What’s the point in allowing a private ambulance company to service a municipality, if that company can’t respond to emergencies? Apparently, the residents of Henderson are about to find out.

As reported by the Review-Journal’s Colton Lochhead earlier this month, the city of Henderson wants to franchise out its nonemergency ambulance services to a private company. The city has used private companies to handle such services for years, but Fire Chief Matthew Morris said those relationships had always been loose and without a formal agreement. Such an agreement, Mr. Morris said, will allow the city to outline “clear expectations for what they do, and we can hold them accountable.”

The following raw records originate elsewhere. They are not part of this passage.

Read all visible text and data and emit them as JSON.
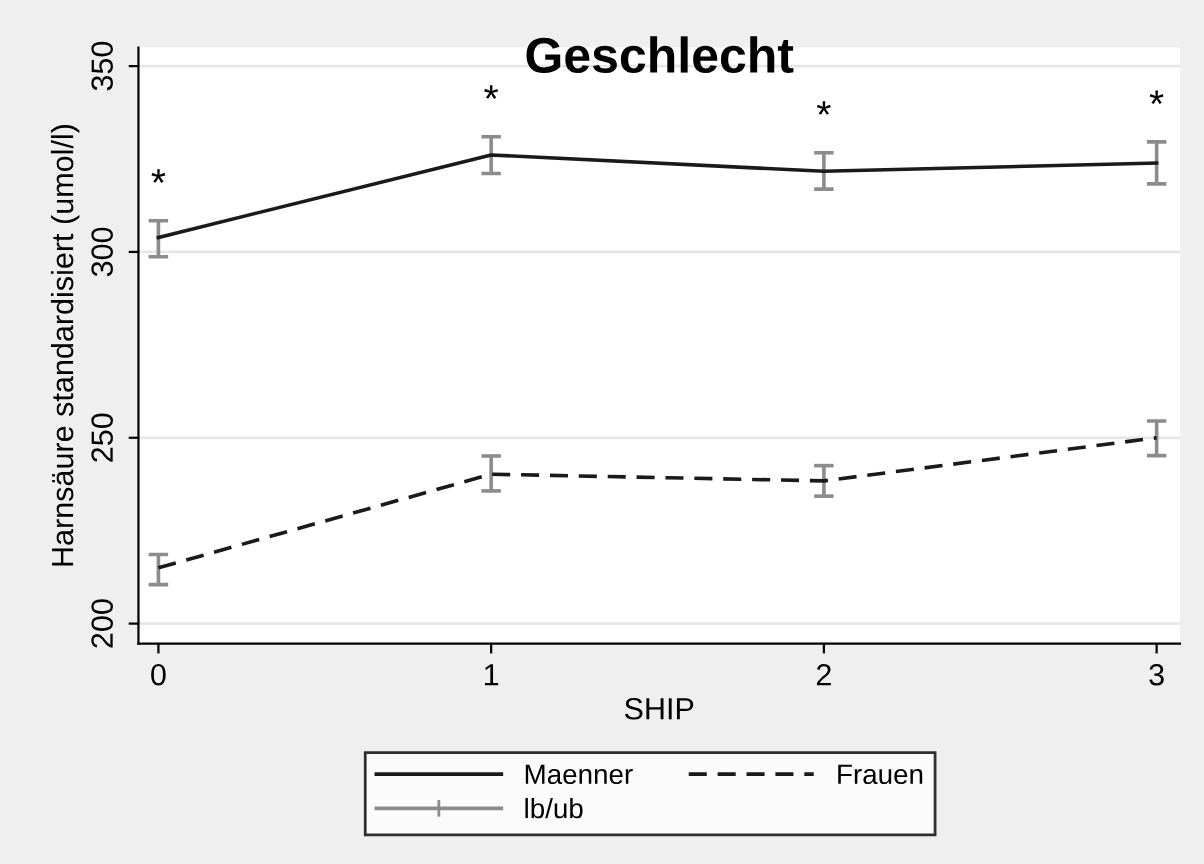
{
  "chart_data": {
    "type": "line",
    "title": "Geschlecht",
    "xlabel": "SHIP",
    "ylabel": "Harnsäure standardisiert (umol/l)",
    "x": [
      0,
      1,
      2,
      3
    ],
    "xlim": [
      -0.06,
      3.07
    ],
    "xticks": [
      0,
      1,
      2,
      3
    ],
    "ylim": [
      194.6,
      355
    ],
    "yticks": [
      200,
      250,
      300,
      350
    ],
    "grid": "y",
    "legend": "bottom",
    "marker": "none",
    "series": [
      {
        "name": "Maenner",
        "color": "#1a1a1a",
        "line_style": "solid",
        "values": [
          303.9,
          326.1,
          321.7,
          323.9
        ],
        "errors": [
          [
            298.7,
            308.4
          ],
          [
            321.1,
            331.0
          ],
          [
            316.9,
            326.7
          ],
          [
            318.3,
            329.6
          ]
        ]
      },
      {
        "name": "Frauen",
        "color": "#1a1a1a",
        "line_style": "dashed",
        "values": [
          215.0,
          240.2,
          238.4,
          250.0
        ],
        "errors": [
          [
            210.5,
            218.6
          ],
          [
            235.7,
            245.1
          ],
          [
            234.3,
            242.5
          ],
          [
            245.2,
            254.5
          ]
        ]
      },
      {
        "name": "lb/ub",
        "color": "#8c8c8c",
        "values": [
          null,
          null,
          null,
          null
        ]
      }
    ],
    "annotations": [
      "*",
      "*",
      "*",
      "*"
    ]
  }
}
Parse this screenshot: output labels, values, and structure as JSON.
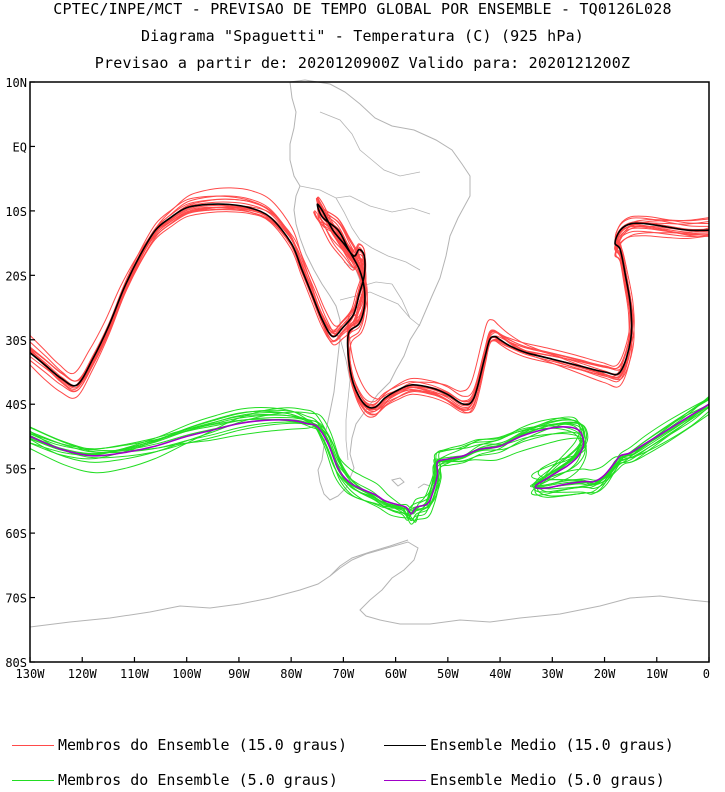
{
  "header": {
    "line1": "CPTEC/INPE/MCT - PREVISAO DE TEMPO GLOBAL POR ENSEMBLE - TQ0126L028",
    "line2": "Diagrama \"Spaguetti\" - Temperatura (C) (925 hPa)",
    "line3": "Previsao a partir de: 2020120900Z  Valido para: 2020121200Z"
  },
  "axes": {
    "lat_labels": [
      "10N",
      "EQ",
      "10S",
      "20S",
      "30S",
      "40S",
      "50S",
      "60S",
      "70S",
      "80S"
    ],
    "lon_labels": [
      "130W",
      "120W",
      "110W",
      "100W",
      "90W",
      "80W",
      "70W",
      "60W",
      "50W",
      "40W",
      "30W",
      "20W",
      "10W",
      "0"
    ],
    "lon_range": [
      -130,
      0
    ],
    "lat_range": [
      -80,
      10
    ]
  },
  "colors": {
    "member_15": "#ff4a4a",
    "mean_15": "#000000",
    "member_5": "#22dd22",
    "mean_5": "#a000c8",
    "coast": "#b4b4b4"
  },
  "legend": {
    "items": [
      {
        "label": "Membros do Ensemble (15.0 graus)",
        "color": "#ff4a4a"
      },
      {
        "label": "Ensemble Medio (15.0 graus)",
        "color": "#000000"
      },
      {
        "label": "Membros do Ensemble (5.0 graus)",
        "color": "#22dd22"
      },
      {
        "label": "Ensemble Medio (5.0 graus)",
        "color": "#a000c8"
      }
    ]
  },
  "chart_data": {
    "type": "line",
    "xlabel": "",
    "ylabel": "",
    "xlim": [
      -130,
      0
    ],
    "ylim": [
      -80,
      10
    ],
    "series": [
      {
        "name": "Ensemble Medio (15.0 graus)",
        "x": [
          -130,
          -127,
          -124,
          -121,
          -118,
          -115,
          -112,
          -109,
          -106,
          -103,
          -100,
          -96,
          -92,
          -88,
          -84,
          -80,
          -78,
          -76,
          -74,
          -72,
          -70,
          -68,
          -67,
          -66,
          -66,
          -67,
          -68,
          -70,
          -72,
          -74,
          -75,
          -74,
          -71,
          -69,
          -67,
          -66,
          -66,
          -67,
          -69,
          -69,
          -68,
          -66,
          -64,
          -62,
          -60,
          -57,
          -53,
          -50,
          -47,
          -45,
          -43,
          -42,
          -41,
          -40,
          -38,
          -35,
          -30,
          -25,
          -20,
          -17,
          -15,
          -15,
          -16,
          -17,
          -18,
          -17,
          -15,
          -12,
          -8,
          -4,
          0
        ],
        "y": [
          -32,
          -34,
          -36,
          -37,
          -33,
          -28,
          -22,
          -17,
          -13,
          -11,
          -9.5,
          -9,
          -9,
          -9.5,
          -11,
          -15,
          -19,
          -23,
          -27,
          -29.5,
          -28,
          -26,
          -23,
          -20,
          -17,
          -16,
          -17,
          -15,
          -13,
          -10,
          -9,
          -11,
          -13,
          -16,
          -19,
          -22,
          -25,
          -27.5,
          -29,
          -33,
          -37,
          -40,
          -40.5,
          -39,
          -38,
          -37,
          -37.5,
          -38.5,
          -40,
          -39,
          -33,
          -30,
          -29.5,
          -30,
          -31,
          -32,
          -33,
          -34,
          -35,
          -35,
          -30,
          -25,
          -20,
          -16,
          -15,
          -13,
          -12,
          -12,
          -12.5,
          -13,
          -13
        ]
      },
      {
        "name": "Ensemble Medio (5.0 graus)",
        "x": [
          -130,
          -124,
          -118,
          -112,
          -106,
          -100,
          -95,
          -90,
          -85,
          -80,
          -77,
          -75,
          -73,
          -71,
          -69,
          -67,
          -64,
          -62,
          -60,
          -58,
          -57,
          -56,
          -54,
          -53,
          -52,
          -52,
          -50,
          -47,
          -44,
          -40,
          -36,
          -32,
          -28,
          -25,
          -24,
          -25,
          -27,
          -29,
          -31,
          -33,
          -33,
          -31,
          -28,
          -24,
          -22,
          -20,
          -18,
          -17,
          -15,
          -12,
          -8,
          -4,
          0
        ],
        "y": [
          -45,
          -47,
          -48,
          -47.5,
          -46.5,
          -45,
          -44,
          -43,
          -42.5,
          -42.5,
          -43,
          -43.5,
          -46,
          -50,
          -52,
          -53,
          -54,
          -55,
          -55.5,
          -56,
          -57,
          -56,
          -55.5,
          -54,
          -51,
          -49,
          -48.5,
          -48,
          -47,
          -46.5,
          -45,
          -44,
          -43.5,
          -44,
          -46,
          -48,
          -49.5,
          -50.5,
          -51.5,
          -52.5,
          -53,
          -53,
          -52.5,
          -52,
          -52,
          -51,
          -49,
          -48,
          -47.5,
          -46,
          -44,
          -42,
          -40
        ]
      }
    ]
  }
}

In other words, city government can impose more regulations — most notably, only allowing the prospective franchisee to respond to nonemergency calls, which is not exactly what you think of when you think of an ambulance service — and collect a nice franchise fee. The private company would handle auxiliary services, such as hospital-to-hospital transfers, or driving patients from a doctor’s office to a hospital or their homes.

Meanwhile, the fire department would continue in its role as the lone emergency call responder, for incidents such as vehicle crashes, shootings, heart attacks and other major medical calls.

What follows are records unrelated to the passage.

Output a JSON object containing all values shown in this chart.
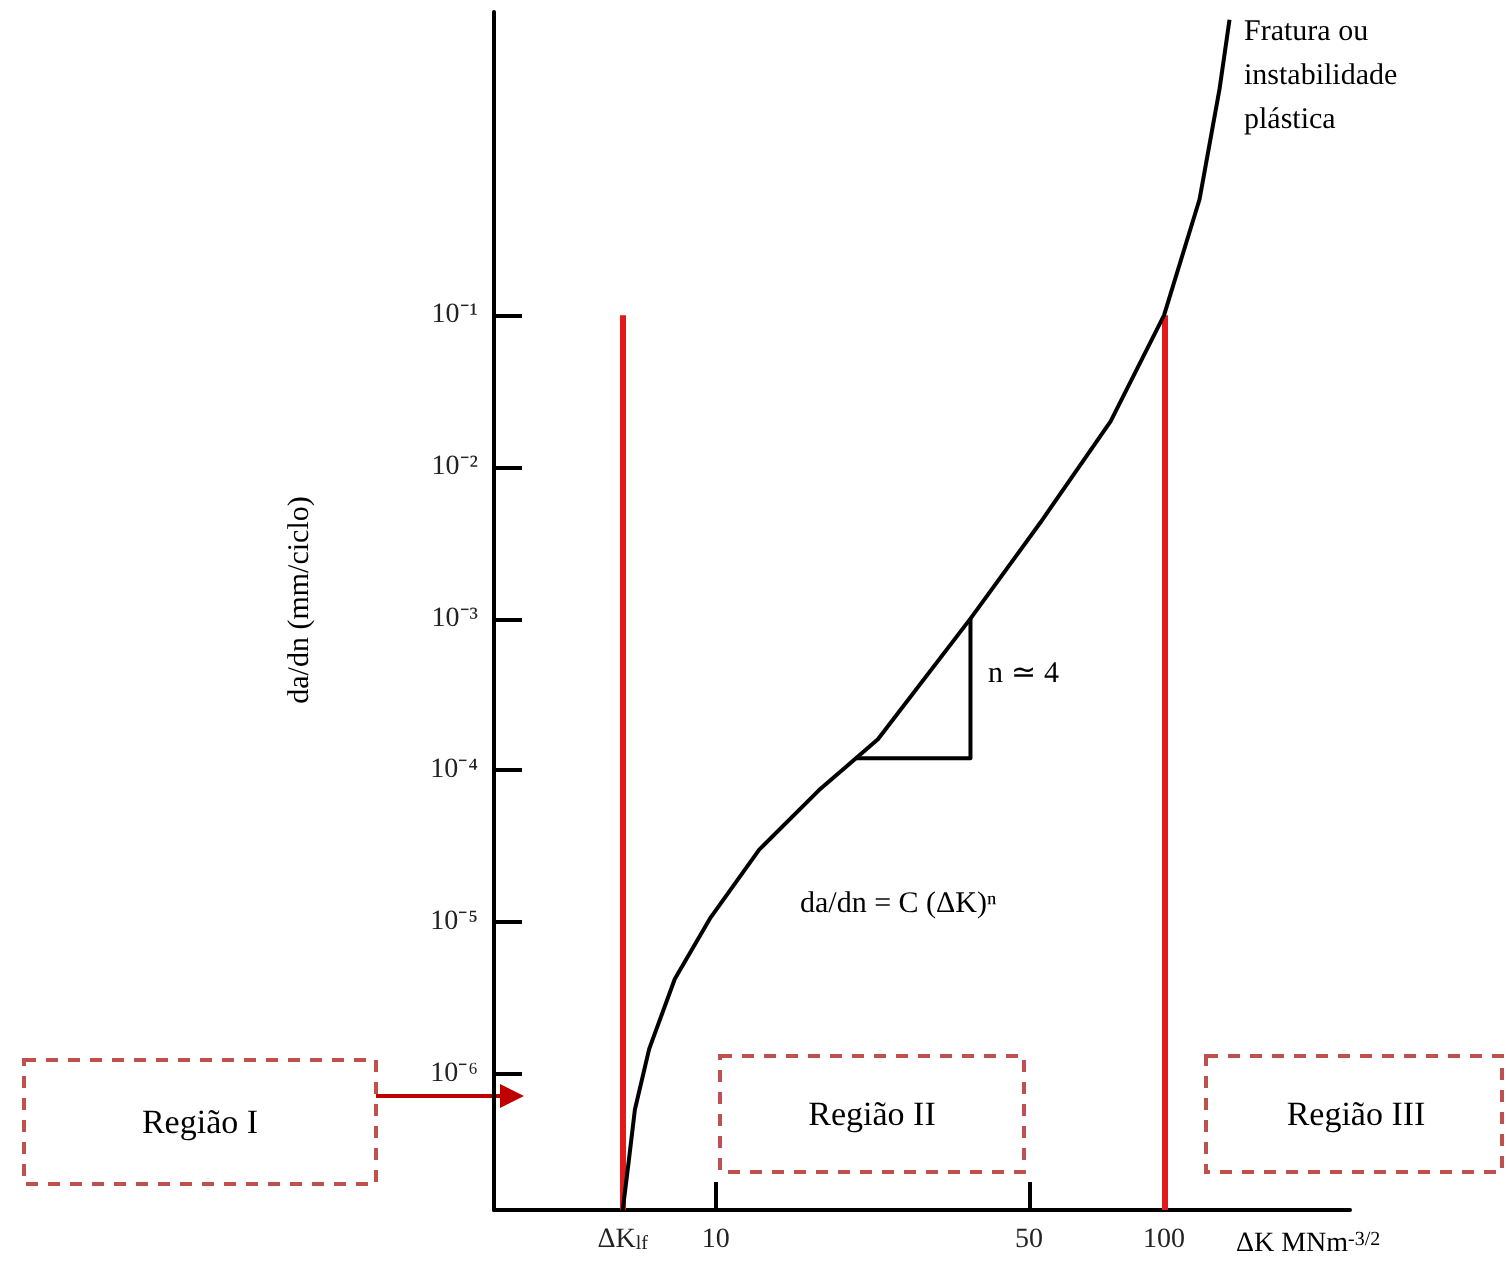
{
  "chart_data": {
    "type": "line",
    "xlabel": "ΔK MNm$^{-3/2}$",
    "ylabel": "da/dn (mm/ciclo)",
    "log": "xy",
    "grid": false,
    "marker": "none",
    "line_style": "solid",
    "xlim": [
      3.2,
      260
    ],
    "xticks": [
      {
        "value": 6.2,
        "label": "ΔK$_{lf}$"
      },
      10,
      50,
      100
    ],
    "ylim": [
      1.26e-07,
      10
    ],
    "yticks": [
      {
        "value": 0.1,
        "label": "10⁻¹"
      },
      {
        "value": 0.01,
        "label": "10⁻²"
      },
      {
        "value": 0.001,
        "label": "10⁻³"
      },
      {
        "value": 0.0001,
        "label": "10⁻⁴"
      },
      {
        "value": 1e-05,
        "label": "10⁻⁵"
      },
      {
        "value": 1e-06,
        "label": "10⁻⁶"
      }
    ],
    "series": [
      {
        "color": "#000000",
        "x": [
          6.2,
          6.4,
          6.6,
          7.1,
          8.1,
          9.7,
          12.5,
          17,
          23,
          37,
          53,
          76,
          100,
          120,
          133,
          140
        ],
        "values": [
          1.26e-07,
          2.7e-07,
          5.8e-07,
          1.45e-06,
          4.2e-06,
          1.05e-05,
          3e-05,
          7.4e-05,
          0.00016,
          0.001,
          0.0043,
          0.02,
          0.1,
          0.58,
          3.1,
          8.9
        ]
      },
      {
        "color": "#000000",
        "x": [
          20.5,
          37,
          37
        ],
        "values": [
          0.00012,
          0.00012,
          0.001
        ]
      }
    ],
    "ref_lines": [
      {
        "axis": "x",
        "value": 6.2,
        "color": "#e31a1c"
      },
      {
        "axis": "x",
        "value": 100,
        "color": "#e31a1c"
      }
    ],
    "annotations": [
      "Fratura ou\ninstabilidade\nplástica",
      "n ≃ 4",
      "da/dn = C (ΔK)ⁿ",
      "Região I",
      "Região II",
      "Região III"
    ]
  }
}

Here’s what this is really about: money. Along with the franchise fee, this proposal would allow the city to cherry-pick emergency transports from which it can get the greatest reimbursement and the patients most likely to pay. Further, unlike the prospective franchisee, fire department ambulance crews won’t have to sit around and wait for business. This sets up an arrangement in which a franchisee ambulance could be present at the intersection of a car accident, but the city takes the call and if necessary the patient transport, even if the fire department vehicle is a mile away and the franchisee mere seconds.

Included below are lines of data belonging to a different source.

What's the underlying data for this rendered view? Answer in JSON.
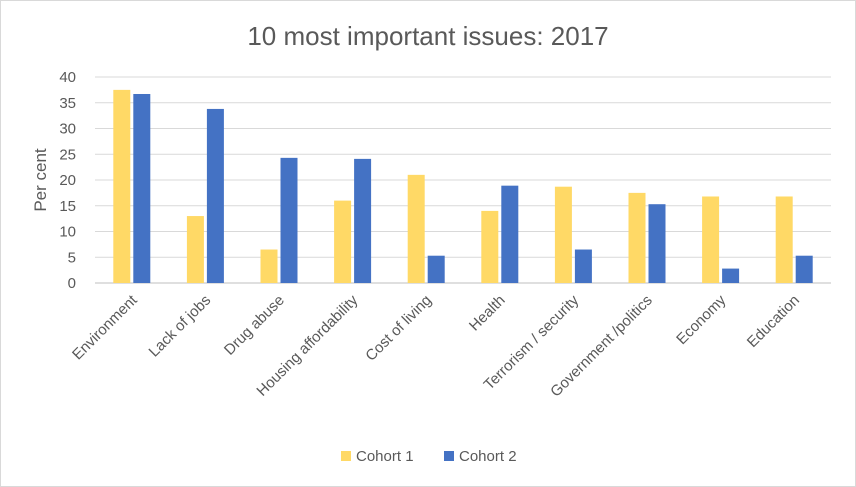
{
  "chart_data": {
    "type": "bar",
    "title": "10 most important issues: 2017",
    "xlabel": "",
    "ylabel": "Per cent",
    "ylim": [
      0,
      40
    ],
    "yticks": [
      0,
      5,
      10,
      15,
      20,
      25,
      30,
      35,
      40
    ],
    "grid": true,
    "legend": "bottom",
    "categories": [
      "Environment",
      "Lack of jobs",
      "Drug abuse",
      "Housing affordability",
      "Cost of living",
      "Health",
      "Terrorism / security",
      "Government /politics",
      "Economy",
      "Education"
    ],
    "series": [
      {
        "name": "Cohort 1",
        "color": "#FFD966",
        "values": [
          37.5,
          13,
          6.5,
          16,
          21,
          14,
          18.7,
          17.5,
          16.8,
          16.8
        ]
      },
      {
        "name": "Cohort 2",
        "color": "#4472C4",
        "values": [
          36.7,
          33.8,
          24.3,
          24.1,
          5.3,
          18.9,
          6.5,
          15.3,
          2.8,
          5.3
        ]
      }
    ]
  }
}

We’re already seeing cherry-picking play out in Las Vegas, where American Medical Response pays the city an $800,000 annual franchise fee. But at least AMR can respond to less serious emergency calls. Henderson isn’t even prepared to allow that of its franchisee, so what can the city possibly expect said franchisee to pay for rights that provide such a restricted opportunity to recoup that investment?

Rather than stop at nonemergency calls, the city of Henderson should go all the way and privatize ambulance service in all situations. The private sector has proven it can do this job in its entirety, at significant savings to taxpayers, and it would certainly make any franchise fee more justifiable. As is the case with many other public services, there is no reason for government to be in the ambulance business.